Link Friday: Digital History, Fred Shuttlesworth

2011 October 7
by Ellen Noonan

Writing History in a Digital Age is an attempt to create an entirely “born digital” collection of historical writing, using open source methods and tools to create a volume of essays about how digital media is changing the way historians do what they do. Conceived and edited by Jack Dougherty and Kristen Nawrotzki, it’s an admirable attempt to push the historical profession forward into a new age of writing, evaluating, and publishing scholarly work. (And in that respect it reminds me of Roy Rosenzweig’s long ago experimental “hypertext issue” of the American Quarterly.) It’s open now through November 14th for peer review from any and all comers, so stop by to read and comment on some of the essays (maybe even the one penned by yours truly, “Building a Better Textbook”).

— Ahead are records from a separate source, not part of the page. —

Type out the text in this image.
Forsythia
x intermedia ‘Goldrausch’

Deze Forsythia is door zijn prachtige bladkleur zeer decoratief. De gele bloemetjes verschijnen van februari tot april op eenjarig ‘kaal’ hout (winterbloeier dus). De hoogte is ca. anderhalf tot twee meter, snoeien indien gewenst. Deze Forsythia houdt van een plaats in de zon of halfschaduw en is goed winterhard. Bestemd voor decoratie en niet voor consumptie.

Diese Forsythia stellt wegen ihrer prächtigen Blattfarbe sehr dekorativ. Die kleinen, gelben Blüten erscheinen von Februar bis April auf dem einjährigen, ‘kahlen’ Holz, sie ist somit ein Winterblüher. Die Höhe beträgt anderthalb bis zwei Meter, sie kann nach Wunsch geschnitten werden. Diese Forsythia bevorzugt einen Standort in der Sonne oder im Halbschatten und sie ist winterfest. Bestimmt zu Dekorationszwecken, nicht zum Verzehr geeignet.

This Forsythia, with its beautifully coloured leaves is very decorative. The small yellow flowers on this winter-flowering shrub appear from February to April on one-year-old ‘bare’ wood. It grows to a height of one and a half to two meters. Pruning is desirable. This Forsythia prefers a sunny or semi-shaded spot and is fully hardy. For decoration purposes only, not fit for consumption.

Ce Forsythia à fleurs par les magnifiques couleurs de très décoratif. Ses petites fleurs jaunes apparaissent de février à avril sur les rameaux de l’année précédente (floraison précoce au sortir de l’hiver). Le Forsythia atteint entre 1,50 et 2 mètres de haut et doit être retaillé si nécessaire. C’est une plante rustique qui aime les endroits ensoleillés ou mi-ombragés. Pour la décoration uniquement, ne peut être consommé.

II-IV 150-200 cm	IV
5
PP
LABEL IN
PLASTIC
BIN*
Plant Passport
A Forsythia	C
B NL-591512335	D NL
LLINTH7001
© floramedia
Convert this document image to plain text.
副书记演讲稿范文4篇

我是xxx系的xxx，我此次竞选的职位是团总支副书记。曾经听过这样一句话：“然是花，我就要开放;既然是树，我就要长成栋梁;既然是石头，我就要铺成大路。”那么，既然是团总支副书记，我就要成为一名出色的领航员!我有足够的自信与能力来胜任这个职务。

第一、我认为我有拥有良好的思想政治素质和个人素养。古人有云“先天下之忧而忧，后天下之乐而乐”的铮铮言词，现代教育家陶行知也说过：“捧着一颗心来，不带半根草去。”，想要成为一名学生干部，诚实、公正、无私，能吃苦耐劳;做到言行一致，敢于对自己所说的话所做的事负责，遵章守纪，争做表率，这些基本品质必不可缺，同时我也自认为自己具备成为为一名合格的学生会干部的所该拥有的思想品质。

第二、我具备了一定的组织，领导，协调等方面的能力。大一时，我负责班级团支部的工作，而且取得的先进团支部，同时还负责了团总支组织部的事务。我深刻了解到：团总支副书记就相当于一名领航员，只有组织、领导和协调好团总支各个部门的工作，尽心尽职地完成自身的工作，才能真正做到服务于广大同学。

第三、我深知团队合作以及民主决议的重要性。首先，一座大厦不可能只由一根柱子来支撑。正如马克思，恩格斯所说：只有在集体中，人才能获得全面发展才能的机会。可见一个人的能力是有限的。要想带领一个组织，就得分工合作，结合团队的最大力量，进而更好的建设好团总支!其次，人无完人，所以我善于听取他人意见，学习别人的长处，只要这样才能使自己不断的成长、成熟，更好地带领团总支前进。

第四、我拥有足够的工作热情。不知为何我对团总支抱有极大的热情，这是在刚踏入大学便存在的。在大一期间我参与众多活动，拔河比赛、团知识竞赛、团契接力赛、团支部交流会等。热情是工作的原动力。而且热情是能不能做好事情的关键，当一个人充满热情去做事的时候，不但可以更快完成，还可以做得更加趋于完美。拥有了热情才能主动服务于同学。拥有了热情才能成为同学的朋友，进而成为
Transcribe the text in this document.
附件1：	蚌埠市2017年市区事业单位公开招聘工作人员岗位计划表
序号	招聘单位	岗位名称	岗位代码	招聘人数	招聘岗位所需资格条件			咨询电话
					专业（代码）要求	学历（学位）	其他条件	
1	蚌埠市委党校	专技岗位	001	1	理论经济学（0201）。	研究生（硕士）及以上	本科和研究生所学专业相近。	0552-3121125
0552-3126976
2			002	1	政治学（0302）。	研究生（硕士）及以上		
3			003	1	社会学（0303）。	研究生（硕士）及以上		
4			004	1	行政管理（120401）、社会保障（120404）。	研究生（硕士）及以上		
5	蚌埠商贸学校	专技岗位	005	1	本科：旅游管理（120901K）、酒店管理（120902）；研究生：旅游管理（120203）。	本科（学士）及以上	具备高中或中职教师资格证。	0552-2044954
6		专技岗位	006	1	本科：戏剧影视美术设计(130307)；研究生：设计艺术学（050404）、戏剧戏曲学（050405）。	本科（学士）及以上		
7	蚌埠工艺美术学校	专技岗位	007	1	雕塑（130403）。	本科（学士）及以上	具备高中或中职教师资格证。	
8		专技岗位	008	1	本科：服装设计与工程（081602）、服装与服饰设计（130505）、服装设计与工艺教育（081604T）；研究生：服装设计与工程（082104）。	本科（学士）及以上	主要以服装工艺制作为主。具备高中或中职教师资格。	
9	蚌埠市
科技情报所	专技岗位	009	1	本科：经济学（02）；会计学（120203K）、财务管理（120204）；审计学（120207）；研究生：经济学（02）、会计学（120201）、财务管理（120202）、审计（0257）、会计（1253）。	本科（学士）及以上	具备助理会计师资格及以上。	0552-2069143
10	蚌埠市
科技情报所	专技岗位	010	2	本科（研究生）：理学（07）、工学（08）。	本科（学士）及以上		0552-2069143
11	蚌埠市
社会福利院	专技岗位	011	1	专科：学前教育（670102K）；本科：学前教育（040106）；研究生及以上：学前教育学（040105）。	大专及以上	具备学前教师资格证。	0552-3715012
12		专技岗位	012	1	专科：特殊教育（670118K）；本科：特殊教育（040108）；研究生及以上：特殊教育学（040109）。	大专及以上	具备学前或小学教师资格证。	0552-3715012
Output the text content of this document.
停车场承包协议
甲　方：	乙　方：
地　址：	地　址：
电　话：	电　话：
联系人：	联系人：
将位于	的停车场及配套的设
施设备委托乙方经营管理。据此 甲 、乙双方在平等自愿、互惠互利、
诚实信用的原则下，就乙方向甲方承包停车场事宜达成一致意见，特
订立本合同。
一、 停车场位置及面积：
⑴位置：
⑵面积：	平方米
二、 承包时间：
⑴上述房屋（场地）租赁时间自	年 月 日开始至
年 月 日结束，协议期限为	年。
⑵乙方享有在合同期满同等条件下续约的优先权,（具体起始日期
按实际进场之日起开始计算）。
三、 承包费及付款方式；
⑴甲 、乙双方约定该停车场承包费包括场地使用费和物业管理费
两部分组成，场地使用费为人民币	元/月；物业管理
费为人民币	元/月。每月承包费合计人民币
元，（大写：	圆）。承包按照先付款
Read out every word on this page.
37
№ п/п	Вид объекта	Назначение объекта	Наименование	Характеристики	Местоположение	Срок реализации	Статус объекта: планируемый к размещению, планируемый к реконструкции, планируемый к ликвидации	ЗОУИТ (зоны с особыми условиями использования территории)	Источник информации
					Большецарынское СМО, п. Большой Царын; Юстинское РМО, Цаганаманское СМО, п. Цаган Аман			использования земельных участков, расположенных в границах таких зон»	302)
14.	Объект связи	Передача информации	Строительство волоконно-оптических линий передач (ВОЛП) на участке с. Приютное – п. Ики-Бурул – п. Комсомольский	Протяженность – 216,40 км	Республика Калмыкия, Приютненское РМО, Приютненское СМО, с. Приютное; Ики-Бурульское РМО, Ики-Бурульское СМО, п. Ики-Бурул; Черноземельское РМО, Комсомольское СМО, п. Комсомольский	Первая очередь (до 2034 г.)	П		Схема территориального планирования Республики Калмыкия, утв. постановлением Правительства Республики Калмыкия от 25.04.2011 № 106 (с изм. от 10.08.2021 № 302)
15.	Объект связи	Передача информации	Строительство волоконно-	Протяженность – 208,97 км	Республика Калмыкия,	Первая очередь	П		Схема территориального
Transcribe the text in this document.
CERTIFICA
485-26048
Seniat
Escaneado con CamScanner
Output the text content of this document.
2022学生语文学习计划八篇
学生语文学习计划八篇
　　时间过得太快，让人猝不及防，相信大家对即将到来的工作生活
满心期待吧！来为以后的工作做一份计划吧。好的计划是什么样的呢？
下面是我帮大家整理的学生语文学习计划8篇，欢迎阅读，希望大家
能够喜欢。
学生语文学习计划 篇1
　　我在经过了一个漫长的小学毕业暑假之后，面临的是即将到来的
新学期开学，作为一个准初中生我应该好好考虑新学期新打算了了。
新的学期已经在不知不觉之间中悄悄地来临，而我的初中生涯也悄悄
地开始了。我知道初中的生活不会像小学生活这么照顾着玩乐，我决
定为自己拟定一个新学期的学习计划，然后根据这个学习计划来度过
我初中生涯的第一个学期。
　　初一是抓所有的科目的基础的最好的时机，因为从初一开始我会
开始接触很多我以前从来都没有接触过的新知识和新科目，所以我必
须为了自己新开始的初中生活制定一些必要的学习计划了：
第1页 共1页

Fred Shuttlesworth standing in front of his Birmingham, Alabama home, which had been firebombed in response to his civil rights activism

 

Rev. Fred L. Shuttlesworth, a giant of the civil rights movement, died on Wednesday.  He was a key figure in the Birmingham, Alabama public protest campaign and the Southern Christian Leadership Conference, and he describes those years in absolutely riveting interviews in the Eyes on the Prize documentary. To see what he and so many others were fighting against, check out these examples of the city’s segregation ordinances on HERB.